Improved care and survival in severe malnutrition through eLearning

Sunhea Choi et al.

ABSTRACT

Background: Scaling up improved management of severe acute malnutrition (SAM) has been identified as the nutrition intervention with the greatest potential to reduce child mortality but it requires improved operational capacity.

Objective: To investigate whether an eLearning course, which can be used at scale in resource-poor countries, leads to improved diagnosis, clinical management and survival of children with SAM.

Design: A 2-year preintervention and postintervention study between January 2015 and February 2017.

Setting: Eleven healthcare facilities: nine in Ghana, one in Guatemala, and one in El Salvador.

Intervention: Scenario-based eLearning course ‘Caring for infants and young children with severe malnutrition’.

Main outcome measures: Identification of children with SAM, quality of care, case-fatality rate.

Methods: Medical record reviews of children aged 0–60 months attending eleven hospitals between August 2014 and July 2016, observations in paediatric wards, and interviews with senior hospital personnel.

Results: Postintervention there was a significant improvement in the identification of SAM: more children had the requisite anthropometric data (34.9% (1300/3723) vs 15.9% (629/3953)) and more were correctly diagnosed (58.5% (460/786) vs 47.1% (209/444)). Improvements were observed in almost all aspects of the WHO ‘Ten Steps’ of case-management, and case-fatality fell from 5.8% (26/449) to 1.9% (14/745) (Post-pre difference=−3.9%, 95% CI −6.6 to −1.7, p<0.001).

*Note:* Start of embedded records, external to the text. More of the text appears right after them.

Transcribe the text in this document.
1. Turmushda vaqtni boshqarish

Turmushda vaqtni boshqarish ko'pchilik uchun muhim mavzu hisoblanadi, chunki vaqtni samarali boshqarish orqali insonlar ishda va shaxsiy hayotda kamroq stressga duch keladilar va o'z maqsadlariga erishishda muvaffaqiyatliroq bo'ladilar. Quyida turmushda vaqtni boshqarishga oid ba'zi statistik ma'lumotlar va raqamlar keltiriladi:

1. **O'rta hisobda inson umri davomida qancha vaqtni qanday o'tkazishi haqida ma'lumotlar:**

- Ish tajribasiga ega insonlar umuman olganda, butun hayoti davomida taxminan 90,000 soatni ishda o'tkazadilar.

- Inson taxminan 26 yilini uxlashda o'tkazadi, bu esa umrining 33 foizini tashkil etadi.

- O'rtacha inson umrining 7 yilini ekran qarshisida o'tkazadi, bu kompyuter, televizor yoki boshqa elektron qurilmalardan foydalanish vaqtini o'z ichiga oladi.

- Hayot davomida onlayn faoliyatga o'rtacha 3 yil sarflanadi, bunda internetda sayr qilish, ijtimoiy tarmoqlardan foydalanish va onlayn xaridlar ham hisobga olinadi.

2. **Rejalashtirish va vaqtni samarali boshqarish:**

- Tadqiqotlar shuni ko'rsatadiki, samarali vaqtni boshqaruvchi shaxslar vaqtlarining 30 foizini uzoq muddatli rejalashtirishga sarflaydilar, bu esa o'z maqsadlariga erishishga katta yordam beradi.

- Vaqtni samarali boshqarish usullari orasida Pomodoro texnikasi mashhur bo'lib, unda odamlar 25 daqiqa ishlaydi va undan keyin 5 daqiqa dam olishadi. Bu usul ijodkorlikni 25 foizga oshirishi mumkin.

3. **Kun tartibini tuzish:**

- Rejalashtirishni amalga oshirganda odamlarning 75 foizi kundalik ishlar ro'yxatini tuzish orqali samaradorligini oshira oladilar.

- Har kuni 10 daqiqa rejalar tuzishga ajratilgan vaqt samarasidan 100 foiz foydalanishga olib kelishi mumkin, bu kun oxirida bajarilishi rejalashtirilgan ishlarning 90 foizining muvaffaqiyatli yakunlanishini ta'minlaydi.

Conclusions: High quality, interactive eLearning can be an effective intervention in scaling up capacity building of health professionals to manage SAM effectively, leading to a reduction in mortality.

COMMENT (Neil PW): It is not surprising to find that an educational intervention results in improvement in practice. This has been demonstrated time and time again. It seems to me that a comparison of two or three different interventions would have been more illuminating. What do you think?